Achim Steiner, the UN Development Administrator and Mark Lowcock, UN Emergency Relief Coordinator, made the call at a joint press conference in Maiduguri, Borno State.

Steiner stressed the need for national and international partners to reinforce efforts toward addressing dire humanitarian needs in the conflict-ravaged states of Borno, Adamawa and Yobe.

He noted that such partnership between humanitarian and development organisations was imperative to tackle humanitarian needs and root cause of the crisis.

Steiner said: “We have a unique opportunity to make real difference to communities across the North-East.

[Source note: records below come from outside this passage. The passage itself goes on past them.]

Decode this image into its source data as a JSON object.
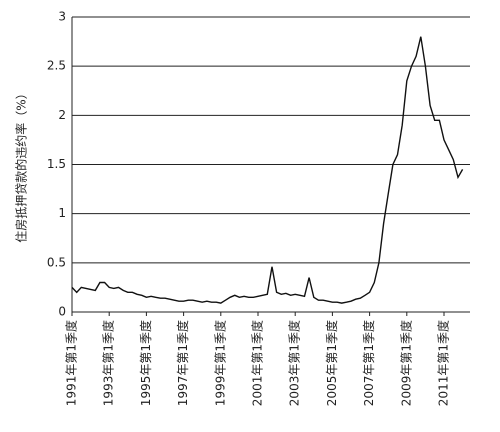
{
  "chart_data": {
    "type": "line",
    "y_label": "住房抵押贷款的违约率（%）",
    "categories": [
      "1991年第1季度",
      null,
      null,
      null,
      null,
      null,
      null,
      null,
      "1993年第1季度",
      null,
      null,
      null,
      null,
      null,
      null,
      null,
      "1995年第1季度",
      null,
      null,
      null,
      null,
      null,
      null,
      null,
      "1997年第1季度",
      null,
      null,
      null,
      null,
      null,
      null,
      null,
      "1999年第1季度",
      null,
      null,
      null,
      null,
      null,
      null,
      null,
      "2001年第1季度",
      null,
      null,
      null,
      null,
      null,
      null,
      null,
      "2003年第1季度",
      null,
      null,
      null,
      null,
      null,
      null,
      null,
      "2005年第1季度",
      null,
      null,
      null,
      null,
      null,
      null,
      null,
      "2007年第1季度",
      null,
      null,
      null,
      null,
      null,
      null,
      null,
      "2009年第1季度",
      null,
      null,
      null,
      null,
      null,
      null,
      null,
      "2011年第1季度",
      null,
      null,
      null,
      null
    ],
    "values": [
      0.25,
      0.2,
      0.25,
      0.24,
      0.23,
      0.22,
      0.3,
      0.3,
      0.25,
      0.24,
      0.25,
      0.22,
      0.2,
      0.2,
      0.18,
      0.17,
      0.15,
      0.16,
      0.15,
      0.14,
      0.14,
      0.13,
      0.12,
      0.11,
      0.11,
      0.12,
      0.12,
      0.11,
      0.1,
      0.11,
      0.1,
      0.1,
      0.09,
      0.12,
      0.15,
      0.17,
      0.15,
      0.16,
      0.15,
      0.15,
      0.16,
      0.17,
      0.18,
      0.46,
      0.2,
      0.18,
      0.19,
      0.17,
      0.18,
      0.17,
      0.16,
      0.35,
      0.15,
      0.12,
      0.12,
      0.11,
      0.1,
      0.1,
      0.09,
      0.1,
      0.11,
      0.13,
      0.14,
      0.17,
      0.2,
      0.3,
      0.5,
      0.9,
      1.2,
      1.5,
      1.6,
      1.9,
      2.35,
      2.5,
      2.6,
      2.8,
      2.5,
      2.1,
      1.95,
      1.95,
      1.75,
      1.65,
      1.55,
      1.37,
      1.45
    ],
    "color": "#111111",
    "ylim": [
      0,
      3
    ],
    "yticks": [
      0,
      0.5,
      1,
      1.5,
      2,
      2.5,
      3
    ],
    "grid": true
  }
}
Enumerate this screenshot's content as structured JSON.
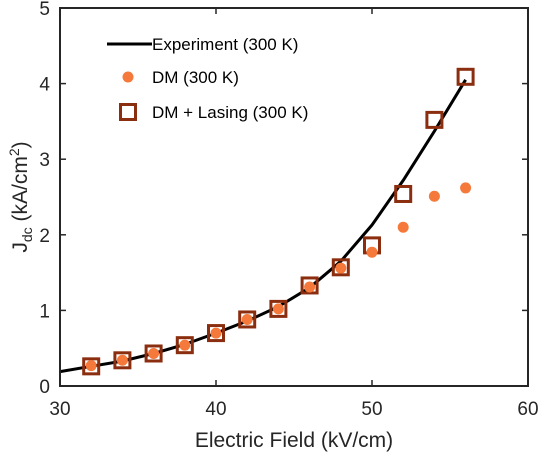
{
  "chart_data": {
    "type": "scatter",
    "xlabel": "Electric Field (kV/cm)",
    "ylabel": {
      "base": "J",
      "sub": "dc",
      "mid": " (kA/cm",
      "sup": "2",
      "end": ")"
    },
    "xlim": [
      30,
      60
    ],
    "ylim": [
      0,
      5
    ],
    "xticks": [
      "30",
      "40",
      "50",
      "60"
    ],
    "yticks": [
      "0",
      "1",
      "2",
      "3",
      "4",
      "5"
    ],
    "grid": false,
    "legend_position": "top-left",
    "series": [
      {
        "name": "Experiment (300 K)",
        "kind": "line",
        "color": "#000000",
        "x": [
          30,
          32,
          34,
          36,
          38,
          40,
          42,
          44,
          46,
          48,
          50,
          52,
          54,
          56
        ],
        "y": [
          0.19,
          0.26,
          0.33,
          0.43,
          0.55,
          0.7,
          0.86,
          1.05,
          1.3,
          1.65,
          2.13,
          2.72,
          3.37,
          4.05
        ]
      },
      {
        "name": "DM (300 K)",
        "kind": "dot",
        "color": "#f4793b",
        "x": [
          32,
          34,
          36,
          38,
          40,
          42,
          44,
          46,
          48,
          50,
          52,
          54,
          56
        ],
        "y": [
          0.27,
          0.34,
          0.43,
          0.54,
          0.7,
          0.88,
          1.02,
          1.31,
          1.56,
          1.77,
          2.1,
          2.51,
          2.62
        ]
      },
      {
        "name": "DM + Lasing (300 K)",
        "kind": "square",
        "color": "#8b2e0f",
        "x": [
          32,
          34,
          36,
          38,
          40,
          42,
          44,
          46,
          48,
          50,
          52,
          54,
          56
        ],
        "y": [
          0.26,
          0.34,
          0.43,
          0.54,
          0.7,
          0.88,
          1.02,
          1.33,
          1.57,
          1.86,
          2.54,
          3.52,
          4.09
        ]
      }
    ]
  }
}
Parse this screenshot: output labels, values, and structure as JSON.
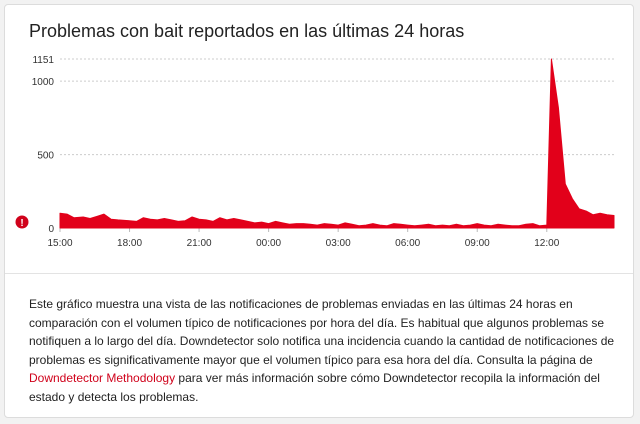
{
  "title": "Problemas con bait reportados en las últimas 24 horas",
  "alert_marker": "!",
  "description": {
    "before_link": "Este gráfico muestra una vista de las notificaciones de problemas enviadas en las últimas 24 horas en comparación con el volumen típico de notificaciones por hora del día. Es habitual que algunos problemas se notifiquen a lo largo del día. Downdetector solo notifica una incidencia cuando la cantidad de notificaciones de problemas es significativamente mayor que el volumen típico para esa hora del día. Consulta la página de ",
    "link_text": "Downdetector Methodology",
    "after_link": " para ver más información sobre cómo Downdetector recopila la información del estado y detecta los problemas."
  },
  "colors": {
    "series": "#e2001a",
    "gridline": "#cccccc",
    "alert": "#d0021b",
    "link": "#d0021b"
  },
  "chart_data": {
    "type": "area",
    "title": "Problemas con bait reportados en las últimas 24 horas",
    "xlabel": "",
    "ylabel": "",
    "ylim": [
      0,
      1151
    ],
    "yticks": [
      0,
      500,
      1000,
      1151
    ],
    "xticks": [
      "15:00",
      "18:00",
      "21:00",
      "00:00",
      "03:00",
      "06:00",
      "09:00",
      "12:00"
    ],
    "grid": true,
    "x_unit": "hours since 15:00",
    "x": [
      0,
      0.3,
      0.6,
      1,
      1.3,
      1.6,
      1.9,
      2.2,
      2.5,
      3,
      3.3,
      3.6,
      3.9,
      4.2,
      4.5,
      4.8,
      5.1,
      5.4,
      5.7,
      6,
      6.3,
      6.6,
      6.9,
      7.2,
      7.5,
      7.8,
      8.1,
      8.4,
      8.7,
      9,
      9.3,
      9.6,
      9.9,
      10.2,
      10.5,
      10.8,
      11.1,
      11.4,
      11.7,
      12,
      12.3,
      12.6,
      12.9,
      13.2,
      13.5,
      13.8,
      14.1,
      14.4,
      14.7,
      15,
      15.3,
      15.6,
      15.9,
      16.2,
      16.5,
      16.8,
      17.1,
      17.4,
      17.7,
      18,
      18.3,
      18.6,
      18.9,
      19.2,
      19.5,
      19.8,
      20.1,
      20.4,
      20.7,
      21,
      21.2,
      21.5,
      21.8,
      22.1,
      22.4,
      22.7,
      23,
      23.3,
      23.6,
      23.9
    ],
    "values": [
      100,
      95,
      70,
      75,
      65,
      80,
      95,
      60,
      55,
      50,
      45,
      70,
      60,
      55,
      65,
      55,
      45,
      50,
      75,
      60,
      55,
      45,
      70,
      55,
      65,
      55,
      45,
      35,
      40,
      30,
      45,
      35,
      25,
      30,
      30,
      25,
      20,
      30,
      25,
      20,
      35,
      25,
      15,
      20,
      30,
      20,
      15,
      30,
      25,
      20,
      15,
      20,
      25,
      15,
      20,
      15,
      25,
      15,
      20,
      30,
      20,
      15,
      25,
      20,
      15,
      15,
      25,
      30,
      15,
      20,
      1151,
      820,
      300,
      200,
      130,
      115,
      90,
      100,
      90,
      85
    ]
  }
}
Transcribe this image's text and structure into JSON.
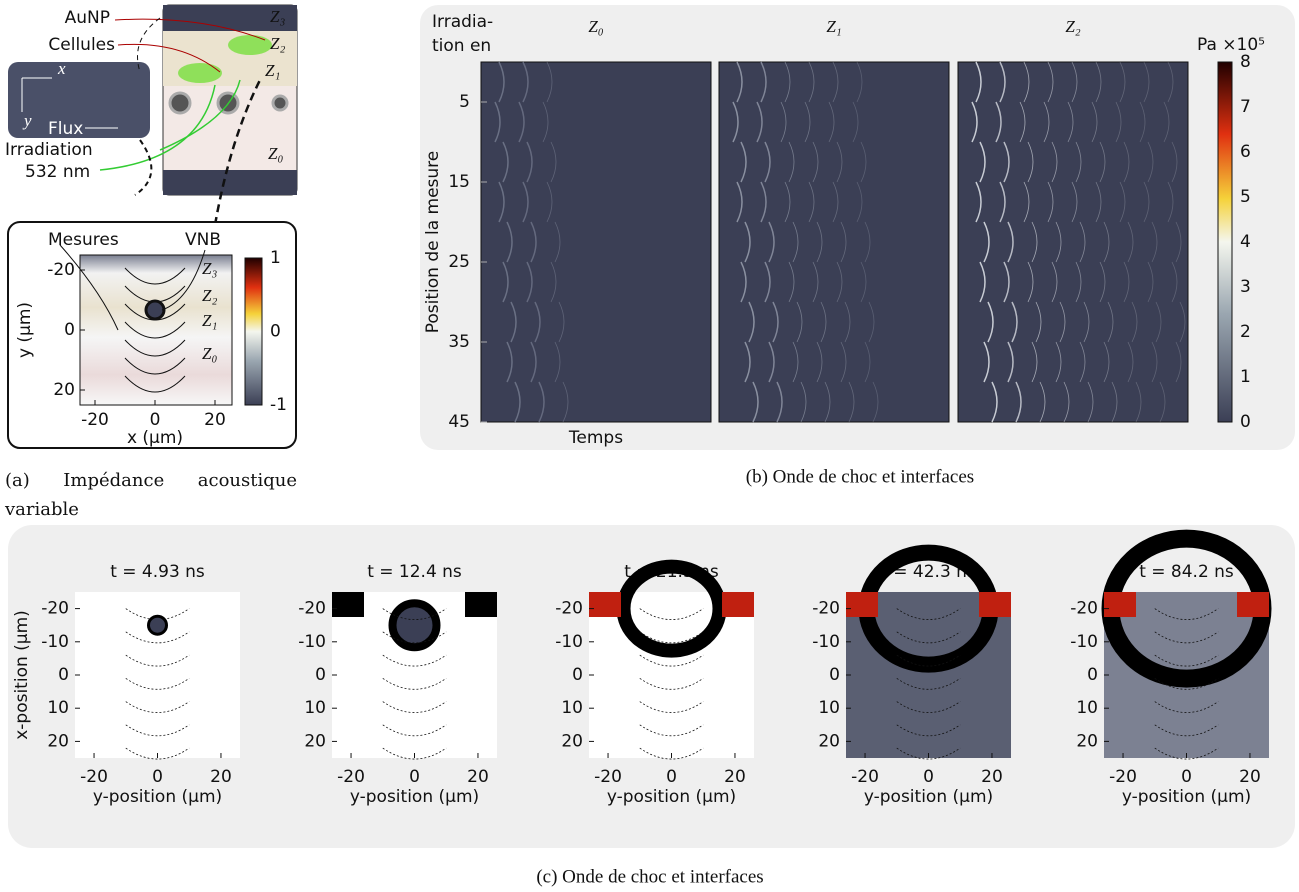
{
  "panel_a": {
    "diagram": {
      "aunp": "AuNP",
      "cellules": "Cellules",
      "inset_x": "x",
      "inset_y": "y",
      "flux": "Flux",
      "irradiation": "Irradiation",
      "wavelength": "532 nm",
      "zones": [
        "Z₃",
        "Z₂",
        "Z₁",
        "Z₀"
      ]
    },
    "plot": {
      "mesures": "Mesures",
      "vnb": "VNB",
      "zones": [
        "Z₃",
        "Z₂",
        "Z₁",
        "Z₀"
      ],
      "x_label": "x (µm)",
      "y_label": "y (µm)",
      "xticks": [
        -20,
        0,
        20
      ],
      "yticks": [
        -20,
        0,
        20
      ],
      "colorbar_ticks": [
        1,
        0,
        -1
      ]
    },
    "caption": "(a) Impédance acoustique variable"
  },
  "panel_b": {
    "corner_label": [
      "Irradia-",
      "tion en"
    ],
    "column_titles": [
      "Z₀",
      "Z₁",
      "Z₂"
    ],
    "y_label": "Position de la mesure",
    "x_label": "Temps",
    "yticks": [
      5,
      15,
      25,
      35,
      45
    ],
    "colorbar_unit": "Pa ×10⁵",
    "colorbar_ticks": [
      0,
      1,
      2,
      3,
      4,
      5,
      6,
      7,
      8
    ],
    "caption": "(b) Onde de choc et interfaces"
  },
  "panel_c": {
    "titles": [
      "t = 4.93 ns",
      "t = 12.4 ns",
      "t = 21.3 ns",
      "t = 42.3 ns",
      "t = 84.2 ns"
    ],
    "x_label": "y-position (µm)",
    "y_label": "x-position (µm)",
    "xticks": [
      -20,
      0,
      20
    ],
    "yticks": [
      -20,
      -10,
      0,
      10,
      20
    ],
    "caption": "(c) Onde de choc et interfaces"
  }
}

“Helping communities affected by the crisis requires us to work together; humanitarian and development organisations alike, to tackle immediate humanitarian needs and the root causes of the crisis.

“The government of Nigeria has launched recovery initiatives and efforts in the North-East aimed at rapid stabilisation.

“Early recovery and livelihoods activities implemented by UN agencies, international and local organisations seek to address the underlying causes of the conflict, lay foundation for sustainable development and prevent aid dependency.’’

Steiner expressed satisfaction with rebuilding and resettlement of displaced communities in Borno, adding that proactive activities are necessary to ensure sustainability of the programme.

Also commenting, Lowcock said they were on a two-day official visit to Nigeria to appraise the humanitarian situation in North-East and Lake Chad region.

Lowcock reiterated UN commitments to support Nigeria to address humanitarian crisis, fast track recovery and stabilisation of communities affected by the conflict.

“We are committed to Nigeria and to the people of Nigeria.

“We are here to support the government’s leadership towards solutions in the North-East as humanitarian intervention can only be a temporary solution.

“I am pleased to be here with the UNDP administrator to help join up humanitarian and development efforts to save lives; help stabilise the situation, rebuild lives and communities for the future.

“We must do everything we can to prevent this crisis from continuing for years,” he added.

According to the UN Office for Coordination of Humanitarian Affairs (UN-OCHA), the visit was sequel to an international donor conference held in Berlin in September, during which donors pledged $2.5 billion for humanitarian, stabilisation and recovery projects in Lake Chad region.

The UN agency said over 7.7 million people need humanitarian assistance, while food security and nutrition remained fragile in the war-ravaged region.

Also, an estimated three million people face critical food insecurity and about one million children between the ages of six months and five years face malnourishment while 440,000 others suffers severe acute malnutrition, it said.